India, too, needs this mindset shift.
Indians are among the hardest-working people in the world. Across sectors, from agriculture to technology, Indians have proven their resilience and talent. However, hard work alone is not enough. Progress requires consistency, discipline, quality, teamwork, and long-term vision. Too often, we focus only on individual success while neglecting collective contribution. A developed India cannot be built only by a few successful individuals; it requires millions of productive citizens contributing toward a common national goal.
Collectivism means recognizing that our personal progress is deeply connected to the progress of society. It means valuing public assets as much as private wealth. Many people keep their homes spotless but ignore roads, parks, public transport, and community spaces. This reflects a deeper problem — the absence of collective ownership. A prosperous nation emerges when citizens protect and improve common resources with the same care they give to their own property.

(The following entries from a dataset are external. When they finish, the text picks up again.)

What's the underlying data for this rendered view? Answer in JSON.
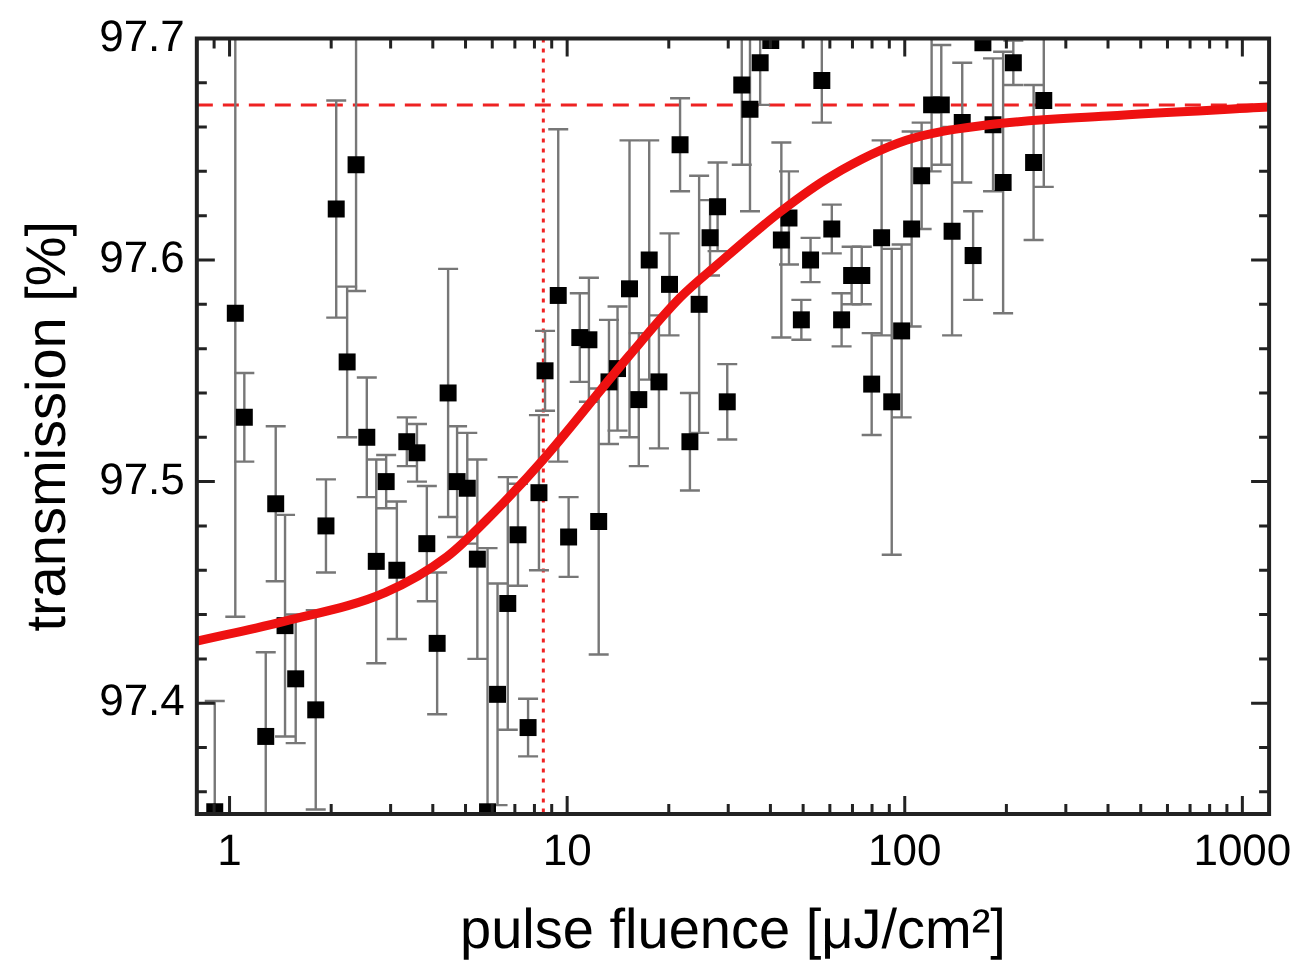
{
  "chart_data": {
    "type": "scatter",
    "xlabel": "pulse fluence [μJ/cm²]",
    "ylabel": "transmission [%]",
    "log": "x",
    "grid": false,
    "legend": false,
    "xlim": [
      0.8,
      1200
    ],
    "ylim": [
      97.35,
      97.7
    ],
    "xticks": [
      {
        "value": 0.9,
        "label": null
      },
      1,
      {
        "value": 2,
        "label": null
      },
      {
        "value": 3,
        "label": null
      },
      {
        "value": 4,
        "label": null
      },
      {
        "value": 5,
        "label": null
      },
      {
        "value": 6,
        "label": null
      },
      {
        "value": 7,
        "label": null
      },
      {
        "value": 8,
        "label": null
      },
      {
        "value": 9,
        "label": null
      },
      10,
      {
        "value": 20,
        "label": null
      },
      {
        "value": 30,
        "label": null
      },
      {
        "value": 40,
        "label": null
      },
      {
        "value": 50,
        "label": null
      },
      {
        "value": 60,
        "label": null
      },
      {
        "value": 70,
        "label": null
      },
      {
        "value": 80,
        "label": null
      },
      {
        "value": 90,
        "label": null
      },
      100,
      {
        "value": 200,
        "label": null
      },
      {
        "value": 300,
        "label": null
      },
      {
        "value": 400,
        "label": null
      },
      {
        "value": 500,
        "label": null
      },
      {
        "value": 600,
        "label": null
      },
      {
        "value": 700,
        "label": null
      },
      {
        "value": 800,
        "label": null
      },
      {
        "value": 900,
        "label": null
      },
      1000
    ],
    "yticks": [
      {
        "value": 97.36,
        "label": null
      },
      {
        "value": 97.38,
        "label": null
      },
      97.4,
      {
        "value": 97.42,
        "label": null
      },
      {
        "value": 97.44,
        "label": null
      },
      {
        "value": 97.46,
        "label": null
      },
      {
        "value": 97.48,
        "label": null
      },
      97.5,
      {
        "value": 97.52,
        "label": null
      },
      {
        "value": 97.54,
        "label": null
      },
      {
        "value": 97.56,
        "label": null
      },
      {
        "value": 97.58,
        "label": null
      },
      97.6,
      {
        "value": 97.62,
        "label": null
      },
      {
        "value": 97.64,
        "label": null
      },
      {
        "value": 97.66,
        "label": null
      },
      {
        "value": 97.68,
        "label": null
      },
      97.7
    ],
    "ref_lines": [
      {
        "axis": "x",
        "value": 8.5,
        "color": "#ee2222",
        "line_style": "dotted"
      },
      {
        "axis": "y",
        "value": 97.67,
        "color": "#ee2222",
        "line_style": "dashed"
      }
    ],
    "series": [
      {
        "color": "#000000",
        "marker": "square",
        "x": [
          0.904,
          1.04,
          1.106,
          1.28,
          1.37,
          1.46,
          1.57,
          1.8,
          1.93,
          2.07,
          2.23,
          2.37,
          2.55,
          2.72,
          2.91,
          3.13,
          3.35,
          3.59,
          3.84,
          4.12,
          4.44,
          4.72,
          5.06,
          5.42,
          5.81,
          6.22,
          6.67,
          7.15,
          7.66,
          8.25,
          8.6,
          9.41,
          10.1,
          10.9,
          11.6,
          12.4,
          13.3,
          14.1,
          15.3,
          16.3,
          17.5,
          18.7,
          20.1,
          21.6,
          23.1,
          24.6,
          26.5,
          27.9,
          29.8,
          32.9,
          34.8,
          37.3,
          40.1,
          43.1,
          45.4,
          49.4,
          52.6,
          56.8,
          60.8,
          65,
          69.6,
          74.6,
          79.8,
          85.4,
          91.5,
          97.9,
          104.8,
          112.2,
          120.1,
          128.3,
          138.1,
          148,
          159.4,
          170.4,
          182.6,
          195.6,
          209.7,
          240.8,
          258.1
        ],
        "values": [
          97.351,
          97.576,
          97.529,
          97.385,
          97.49,
          97.435,
          97.411,
          97.397,
          97.48,
          97.623,
          97.554,
          97.643,
          97.52,
          97.464,
          97.5,
          97.46,
          97.518,
          97.513,
          97.472,
          97.427,
          97.54,
          97.5,
          97.497,
          97.465,
          97.351,
          97.404,
          97.445,
          97.476,
          97.389,
          97.495,
          97.55,
          97.584,
          97.475,
          97.565,
          97.564,
          97.482,
          97.545,
          97.551,
          97.587,
          97.537,
          97.6,
          97.545,
          97.589,
          97.652,
          97.518,
          97.58,
          97.61,
          97.624,
          97.536,
          97.679,
          97.668,
          97.689,
          97.699,
          97.609,
          97.619,
          97.573,
          97.6,
          97.681,
          97.614,
          97.573,
          97.593,
          97.593,
          97.544,
          97.61,
          97.536,
          97.568,
          97.614,
          97.638,
          97.67,
          97.67,
          97.613,
          97.662,
          97.602,
          97.698,
          97.661,
          97.635,
          97.689,
          97.644,
          97.672
        ],
        "errors": [
          [
            97.35,
            97.401
          ],
          [
            97.439,
            97.7
          ],
          0.02,
          0.038,
          0.035,
          0.05,
          0.029,
          0.045,
          0.021,
          [
            97.574,
            97.672
          ],
          0.034,
          [
            97.586,
            97.7
          ],
          0.027,
          0.046,
          0.012,
          0.031,
          0.011,
          0.013,
          0.026,
          0.032,
          0.056,
          0.025,
          0.025,
          0.045,
          [
            97.35,
            97.47
          ],
          0.05,
          0.057,
          0.023,
          0.013,
          0.035,
          0.018,
          0.075,
          0.018,
          0.02,
          0.028,
          0.06,
          0.028,
          0.028,
          0.067,
          0.03,
          0.054,
          0.03,
          0.023,
          0.021,
          0.022,
          0.058,
          0.017,
          0.02,
          0.017,
          [
            97.643,
            97.7
          ],
          [
            97.622,
            97.7
          ],
          [
            97.67,
            97.7
          ],
          null,
          0.044,
          0.021,
          0.009,
          0.01,
          [
            97.662,
            97.7
          ],
          0.011,
          0.012,
          0.013,
          0.013,
          0.023,
          0.044,
          0.069,
          0.039,
          0.044,
          0.024,
          0.03,
          0.027,
          0.047,
          0.027,
          0.02,
          null,
          0.03,
          0.059,
          0.01,
          0.035,
          [
            97.633,
            97.7
          ]
        ]
      },
      {
        "type": "line",
        "color": "#ee1111",
        "marker": "none",
        "x": [
          0.8,
          1.46,
          2.9,
          4.4,
          5.8,
          8.5,
          15.3,
          21.6,
          27.9,
          43,
          60.8,
          101,
          177,
          400,
          1200
        ],
        "values": [
          97.428,
          97.437,
          97.45,
          97.466,
          97.483,
          97.51,
          97.557,
          97.583,
          97.598,
          97.622,
          97.638,
          97.654,
          97.661,
          97.665,
          97.669
        ]
      }
    ]
  }
}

India also requires a stronger culture of entrepreneurship and innovation. For decades, government jobs have been viewed as the safest and most respected path. While public service is important, no nation becomes economically powerful without entrepreneurs, startups, and creators of wealth. Every youth should develop an entrepreneurial mindset — not only to earn for themselves, but also to create jobs, opportunities, and solutions for others. Society must celebrate creators, innovators, scientists, and problem-solvers as nation builders.

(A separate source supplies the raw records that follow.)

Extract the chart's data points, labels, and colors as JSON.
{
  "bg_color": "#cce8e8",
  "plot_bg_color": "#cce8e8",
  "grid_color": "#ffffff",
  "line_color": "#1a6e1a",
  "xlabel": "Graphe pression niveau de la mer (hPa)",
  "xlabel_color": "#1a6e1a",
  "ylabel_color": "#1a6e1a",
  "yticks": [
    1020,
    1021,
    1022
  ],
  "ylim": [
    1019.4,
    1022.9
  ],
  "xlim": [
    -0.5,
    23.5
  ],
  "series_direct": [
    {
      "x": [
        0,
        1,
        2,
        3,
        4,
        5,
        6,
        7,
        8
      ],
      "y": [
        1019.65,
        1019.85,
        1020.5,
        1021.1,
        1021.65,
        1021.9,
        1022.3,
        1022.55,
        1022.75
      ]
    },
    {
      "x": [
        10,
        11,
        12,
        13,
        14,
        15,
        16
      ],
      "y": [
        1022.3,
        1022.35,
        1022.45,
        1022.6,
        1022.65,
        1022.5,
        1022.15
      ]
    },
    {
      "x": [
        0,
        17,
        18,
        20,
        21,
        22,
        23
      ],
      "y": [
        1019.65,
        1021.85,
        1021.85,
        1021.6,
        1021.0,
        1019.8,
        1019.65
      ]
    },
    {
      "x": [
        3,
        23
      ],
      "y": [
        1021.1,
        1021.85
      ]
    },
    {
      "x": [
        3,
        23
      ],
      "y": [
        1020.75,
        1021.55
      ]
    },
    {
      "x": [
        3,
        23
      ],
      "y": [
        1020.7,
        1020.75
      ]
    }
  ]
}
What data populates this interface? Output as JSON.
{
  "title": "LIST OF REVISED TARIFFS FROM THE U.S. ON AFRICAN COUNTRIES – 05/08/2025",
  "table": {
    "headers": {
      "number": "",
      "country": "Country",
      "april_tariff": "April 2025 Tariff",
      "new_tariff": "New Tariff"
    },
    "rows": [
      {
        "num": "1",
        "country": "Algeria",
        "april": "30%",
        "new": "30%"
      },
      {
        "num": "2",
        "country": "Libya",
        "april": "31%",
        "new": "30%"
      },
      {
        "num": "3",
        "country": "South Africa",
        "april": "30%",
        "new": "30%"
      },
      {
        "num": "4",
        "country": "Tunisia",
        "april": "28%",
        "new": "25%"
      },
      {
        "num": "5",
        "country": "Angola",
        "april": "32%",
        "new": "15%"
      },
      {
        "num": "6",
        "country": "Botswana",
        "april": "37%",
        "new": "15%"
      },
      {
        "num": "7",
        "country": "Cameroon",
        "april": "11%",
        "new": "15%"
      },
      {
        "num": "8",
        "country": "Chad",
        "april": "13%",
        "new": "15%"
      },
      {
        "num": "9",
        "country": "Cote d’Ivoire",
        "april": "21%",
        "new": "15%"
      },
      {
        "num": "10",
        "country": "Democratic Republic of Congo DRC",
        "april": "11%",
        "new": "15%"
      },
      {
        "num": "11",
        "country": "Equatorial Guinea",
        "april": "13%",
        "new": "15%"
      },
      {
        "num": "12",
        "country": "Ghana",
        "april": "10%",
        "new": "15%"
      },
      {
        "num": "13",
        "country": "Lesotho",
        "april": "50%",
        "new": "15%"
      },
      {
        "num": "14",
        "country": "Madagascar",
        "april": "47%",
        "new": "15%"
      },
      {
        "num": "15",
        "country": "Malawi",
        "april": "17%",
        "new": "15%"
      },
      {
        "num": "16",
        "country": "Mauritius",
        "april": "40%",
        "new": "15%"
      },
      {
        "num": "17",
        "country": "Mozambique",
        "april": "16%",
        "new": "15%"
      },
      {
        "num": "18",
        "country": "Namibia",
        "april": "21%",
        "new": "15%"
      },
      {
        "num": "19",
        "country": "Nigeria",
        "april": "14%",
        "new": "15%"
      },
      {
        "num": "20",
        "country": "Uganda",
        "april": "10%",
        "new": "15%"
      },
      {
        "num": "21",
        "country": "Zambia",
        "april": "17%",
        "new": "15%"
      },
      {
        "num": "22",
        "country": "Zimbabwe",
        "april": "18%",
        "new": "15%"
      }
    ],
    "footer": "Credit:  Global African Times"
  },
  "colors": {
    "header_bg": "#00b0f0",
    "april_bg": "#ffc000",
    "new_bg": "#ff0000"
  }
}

At the same time, belief and truthfulness must become the foundation of governance and public life. Corruption weakens collective progress by rewarding power and privilege over honesty and competence. A highly corrupt system often creates more complicated rules, delays, and barriers. A transparent and ethical society, on the other hand, creates trust, efficiency, and ease of doing business. India’s future depends on building institutions where integrity is stronger than influence.
India is spiritually rich, but spirituality must lead to wisdom, compassion, and discernment. True spiritual growth should inspire social responsibility, ethical leadership, and inclusive development. Leadership must rise above divisive politics and focus on empowering people through education, innovation, science, technology, and opportunity creation.

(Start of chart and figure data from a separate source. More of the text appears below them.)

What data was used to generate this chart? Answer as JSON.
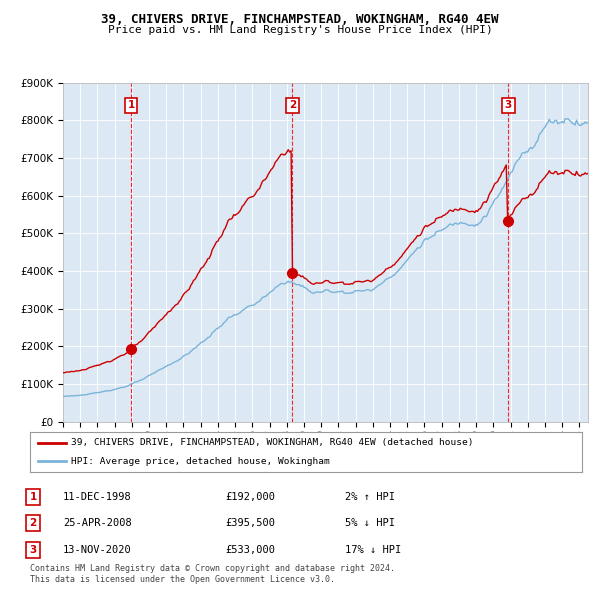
{
  "title1": "39, CHIVERS DRIVE, FINCHAMPSTEAD, WOKINGHAM, RG40 4EW",
  "title2": "Price paid vs. HM Land Registry's House Price Index (HPI)",
  "background_color": "#dce9f5",
  "red_line_color": "#cc0000",
  "blue_line_color": "#7ab4d8",
  "grid_color": "white",
  "red_line_label": "39, CHIVERS DRIVE, FINCHAMPSTEAD, WOKINGHAM, RG40 4EW (detached house)",
  "blue_line_label": "HPI: Average price, detached house, Wokingham",
  "transactions": [
    {
      "num": 1,
      "date": "11-DEC-1998",
      "price": 192000,
      "hpi_rel": "2% ↑ HPI",
      "x_year": 1998.95
    },
    {
      "num": 2,
      "date": "25-APR-2008",
      "price": 395500,
      "hpi_rel": "5% ↓ HPI",
      "x_year": 2008.32
    },
    {
      "num": 3,
      "date": "13-NOV-2020",
      "price": 533000,
      "hpi_rel": "17% ↓ HPI",
      "x_year": 2020.87
    }
  ],
  "ylim": [
    0,
    900000
  ],
  "xlim_start": 1995.0,
  "xlim_end": 2025.5,
  "footer1": "Contains HM Land Registry data © Crown copyright and database right 2024.",
  "footer2": "This data is licensed under the Open Government Licence v3.0."
}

Most importantly, India needs a learning mindset. A progressive nation encourages talent, accepts constructive criticism, and continuously evolves. Instead of destroying or discouraging talent, society should nurture creativity and empower people from all backgrounds. Diversity should become India’s strength, not a source of division.
The future of India will not be shaped by individual achievements alone. It will be shaped by collective ambition, collective discipline, collective responsibility, and collective prosperity. If India can unite its people with a shared vision of progress, integrity, innovation, and inclusiveness, the nation can become not only economically powerful but also socially just and globally respected.
The dream of a developed India is possible. But it will require every citizen to move beyond “I”.